NNB: Shocked, I don’t know if that’s the proper word. I was filled with gratitude, but I knew that was the call of my life. If I order a sandwich at the drive-through window and then pull up to the window, am I going to be surprised that it’s a sandwich in the bag? No, because that’s what I ordered. But here’s the trick — in that drive-through, there are things that come with it that maybe you didn’t order like, “Why did these fries get in the bag?” There are things that come along with it that include ups and downs, but the manifestation is never surprising because it’s as it should be.
Where have you seen the most growth for yourself as an artist in the last few years?
NNB: I would have to say the most growth for me would probably be leaning into the dramatic realm because I don’t get those parts every day. And so, really trying to make sure that my instrument is being used properly for the work that I’m asked to do, I think there’s been a lot of growth in that area.

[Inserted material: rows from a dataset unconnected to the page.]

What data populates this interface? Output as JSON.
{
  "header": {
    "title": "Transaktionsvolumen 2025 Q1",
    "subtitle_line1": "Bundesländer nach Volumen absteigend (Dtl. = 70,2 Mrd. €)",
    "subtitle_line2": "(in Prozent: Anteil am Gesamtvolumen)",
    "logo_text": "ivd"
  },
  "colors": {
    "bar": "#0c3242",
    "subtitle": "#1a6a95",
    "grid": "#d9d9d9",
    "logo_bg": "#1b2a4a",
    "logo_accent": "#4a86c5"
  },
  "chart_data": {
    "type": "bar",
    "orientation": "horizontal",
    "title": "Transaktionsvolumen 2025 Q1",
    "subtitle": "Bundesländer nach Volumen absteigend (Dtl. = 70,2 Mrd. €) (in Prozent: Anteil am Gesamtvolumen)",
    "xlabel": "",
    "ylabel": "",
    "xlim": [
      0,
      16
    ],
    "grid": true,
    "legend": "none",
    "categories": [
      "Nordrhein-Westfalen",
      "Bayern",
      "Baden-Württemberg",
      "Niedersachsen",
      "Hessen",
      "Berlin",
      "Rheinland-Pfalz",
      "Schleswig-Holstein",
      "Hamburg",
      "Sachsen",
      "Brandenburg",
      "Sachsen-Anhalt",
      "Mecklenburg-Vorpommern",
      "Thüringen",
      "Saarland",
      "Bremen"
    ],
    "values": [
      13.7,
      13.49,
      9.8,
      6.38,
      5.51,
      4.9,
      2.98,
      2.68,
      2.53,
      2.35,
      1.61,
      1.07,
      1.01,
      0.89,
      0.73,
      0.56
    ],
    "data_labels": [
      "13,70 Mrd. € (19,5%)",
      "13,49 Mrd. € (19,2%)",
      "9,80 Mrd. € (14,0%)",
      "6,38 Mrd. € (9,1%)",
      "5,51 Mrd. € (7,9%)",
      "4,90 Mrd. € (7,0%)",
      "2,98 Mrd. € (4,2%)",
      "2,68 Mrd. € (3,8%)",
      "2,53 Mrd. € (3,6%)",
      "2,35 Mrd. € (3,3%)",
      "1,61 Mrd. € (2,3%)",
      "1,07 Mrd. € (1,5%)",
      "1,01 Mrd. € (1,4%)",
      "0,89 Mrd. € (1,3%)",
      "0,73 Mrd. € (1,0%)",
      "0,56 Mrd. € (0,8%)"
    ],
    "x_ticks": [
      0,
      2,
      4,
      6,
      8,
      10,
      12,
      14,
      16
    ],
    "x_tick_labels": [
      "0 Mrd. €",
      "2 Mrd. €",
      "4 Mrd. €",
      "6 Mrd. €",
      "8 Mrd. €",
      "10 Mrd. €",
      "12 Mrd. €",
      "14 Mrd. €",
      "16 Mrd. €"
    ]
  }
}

Does it make you miss comedy at all?
NNB: I love to do both. It was so funny because I was doing comedy all the time, and I was like, “Wow. I really want to do this other thing.” Then I got called to do a dramatic thing and another dramatic thing, and I was like, “Oh Lord, people forgot I’m funny. I need a comedy quick.” So, it is finding the balance in the industry that is fun. It’s like putting a puzzle together. I take so much joy from hosting Don’t Forget the Lyrics! It’s funny; it’s improv. You got to think on your feet. Those things are always fun to do. So,
I always try to find a way to keep both of them going at the same time. Not always easy, but I’m always trying.
Having covered this business for a long time, I was struck by a comment you made about how it’s your job — when you get a job — to get other people jobs.
NNB: Let me tell you something: My blessings are not my own. I can’t speak for anyone else but I’m telling you about me, Niecy Nash-Betts. I have never gotten a job and not gotten someone else a job because I want that blessing to feed other people. I don’t care if you’re a grip, a P.A., a stand-in, you write songs, you want to sell music, you know how to curl hair — come on over here and let’s get it going! I will always live my life that way. When I entered this business, nobody helped me. I didn’t have anybody to call and say, “Hey, can you give me a job? Hey, can you help me do this?” So I am passionate about helping in any way that I can, especially when it comes to a job. I mean, they’re going to hire somebody, right?
It feels like that’s the kind of energy cycle that just keeps coming back.
NNB: Yeah. I pay it forward and I will do it every time. My mother says, “You make yourself and the opportunities that you have available to other people,” and I’m like, “Okay. If that’s the reciprocity of the universe, I’ll take it.”
All interviews included in this piece were completed prior to July 14, 2023.